La classe dirigeante israélienne se heurte aux limites de sa politique. Pendant 38 ans, elle a tenté de contenir les luttes sociales en Israël en envoyant des milliers de familles modestes dans les territoires occupés. Là, elles recevaient un logement à bas prix et des avantages sociaux payés par le contribuable israélien. Elles y recevaient également des terres fertiles confisquées aux Palestiniens. Les gouvernements israéliens successifs ont encouragé les mouvements extrémistes religieux dans leur entreprise de “reconquête” des terres bibliques de “Judée-Samarie”.
Mais les contradictions de classe finissent toujours par reprendre le dessus. Les plans d’austérité draconiens successifs du gouvernement Sharon se sont heurtés à une résistance énorme des travailleurs israéliens. La colonisation est devenue un facteur de mécontentement supplémentaire, car nombre d’Israéliens ne comprennent pas pourquoi le gouvernement continue de subventionner généreusement les implantations alors qu’il taille allègrement dans les dépenses publiques en Israël même.
Le fondamentalisme religieux, qui devait servir à détourner les Israéliens pauvres de la lutte des classes, échappe désormais au contrôle de la classe dirigeante israélienne. Des milliers de jeunes fanatiques venus de colonies illégales en Cisjordanie sont venus “prêter main forte” aux habitants des implantations de Gaza. Ils n’ont pas hésité à asperger d’acide les policiers et les soldats israéliens et à les traiter de nazis. Deux attentats mortels ont été commis contre des Palestiniens pour empêcher le retrait. Bien que la majorité des colons de Gaza soient partis de leur plein gré, ces excès les ont isolés. Avec un cynisme consommé, le gouvernement en profite pour refuser de faire suite à leurs revendications d’être relogés dignement en Israël. Ils craignent à juste titre de rester indéfiniment dans des préfabriqués. Cette situation risque de générer un terreau fertile pour l’extrême droite et le fondamentalisme.

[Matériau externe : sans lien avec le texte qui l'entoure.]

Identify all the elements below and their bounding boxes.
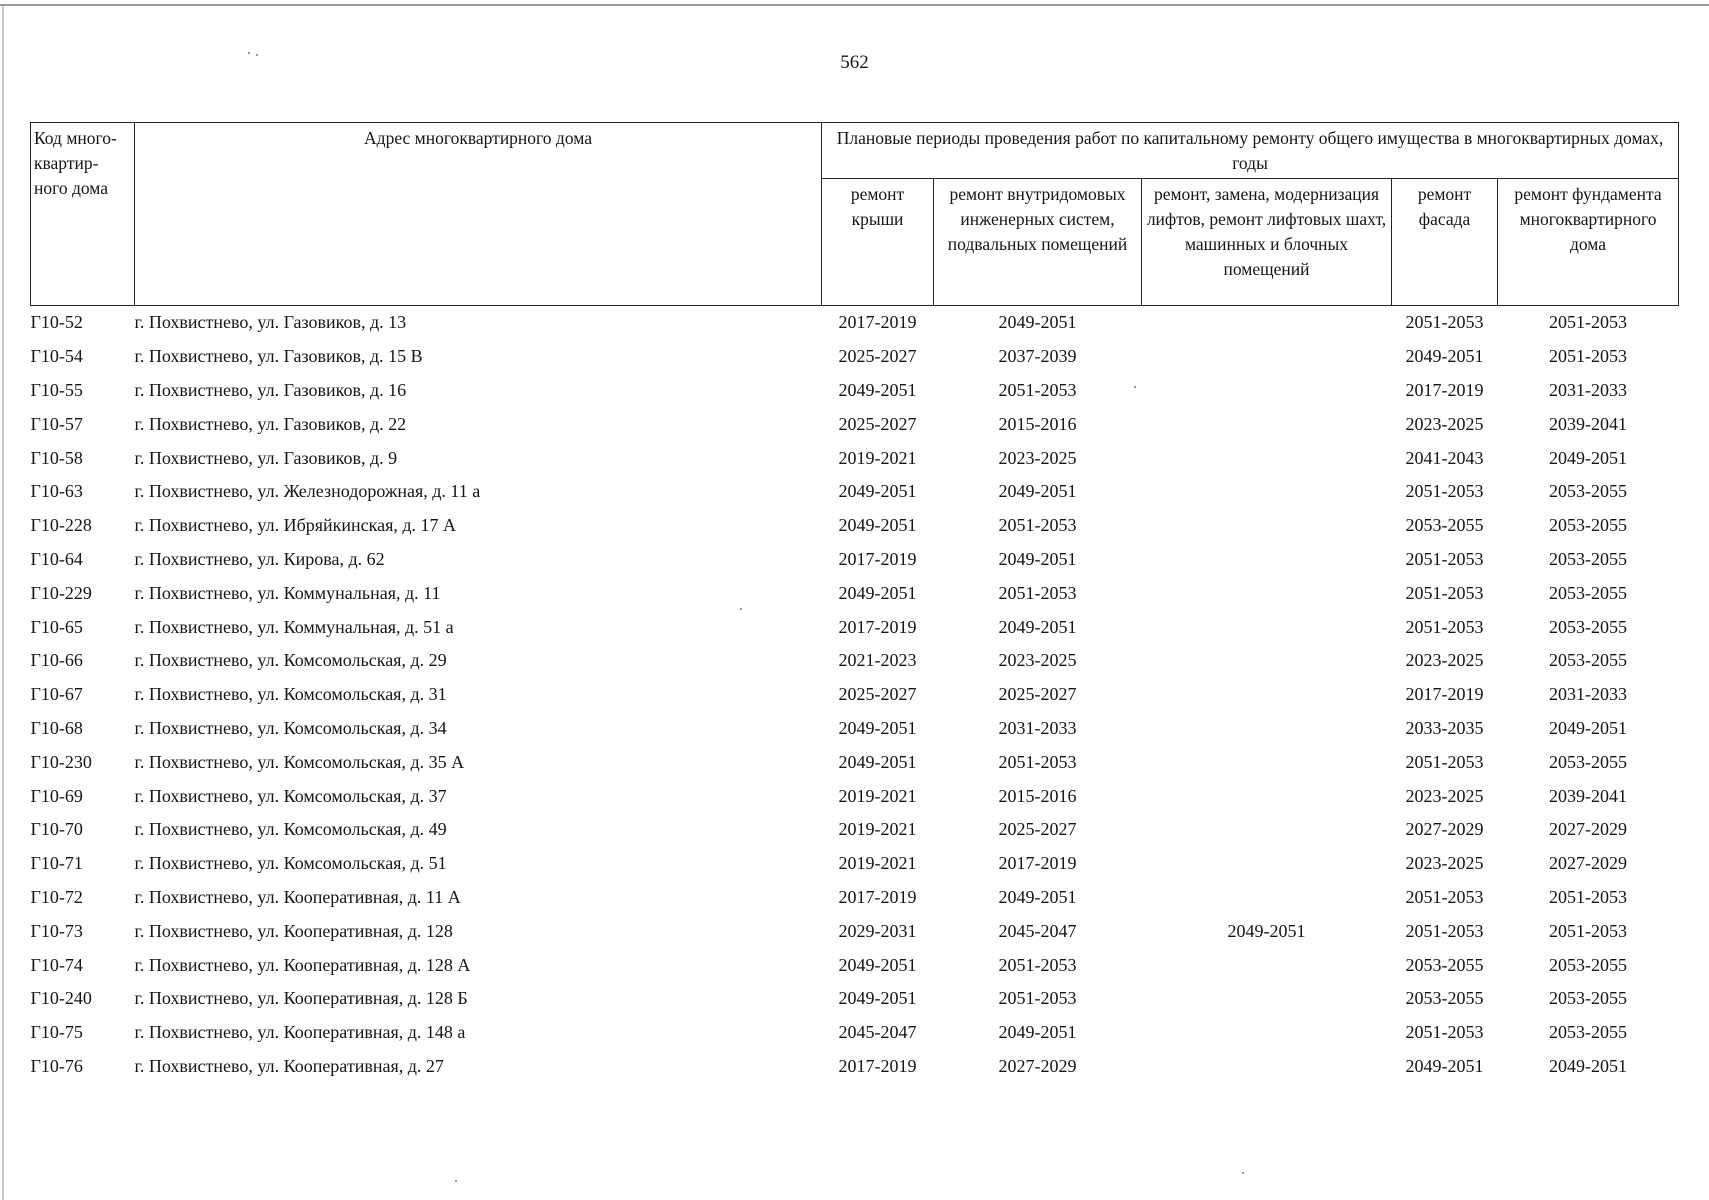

L’évacuation va aussi accroître les tensions du côté palestinien. La lutte pour le pouvoir que se livrent les factions palestiniennes va se doubler d’une lutte pour le partage des terres des colons. Le chef de l’AP, Mahmoud Abbas, s’est empressé de nationaliser la quasi-totalité de ces terres pour empêcher une curée générale. C’est une tentative illusoire de protéger la classe dirigeante palestinienne de sa propre voracité. En effet, c’est l’administration corrompue de l’AP qui contrôle ces terres… L’exaspération de la population est à son comble.

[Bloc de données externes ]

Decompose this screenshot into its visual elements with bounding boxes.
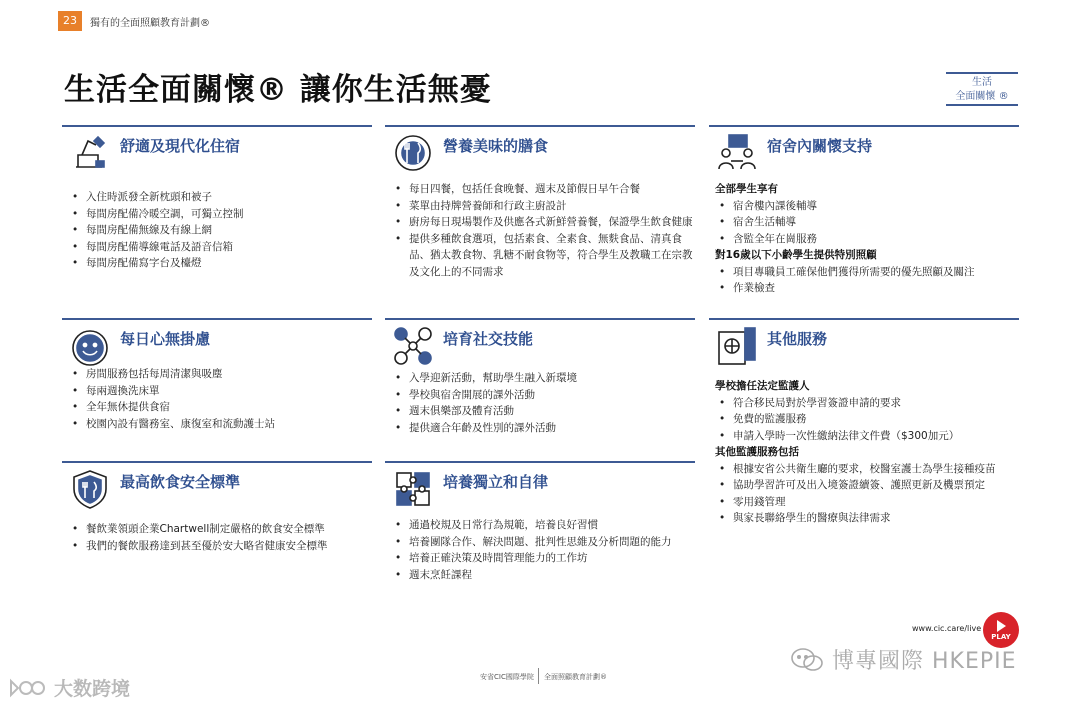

Le 7 septembre, l’ancien chef des renseignements militaires de Gaza, Moussa Arafat, était abattu à son domicile par une centaine d’hommes armés. Ils lui reprochaient sa corruption et son despotisme. La seule solution, c’est la nationalisation de la terre sous le contrôle de ceux qui la travaillent, c’est-à-dire les ouvriers agricoles palestiniens. Pour cela, il faut que les travailleurs et les couches pauvres de Palestine s’organisent et conquièrent leur indépendance politique par rapport aux partis islamistes et nationalistes.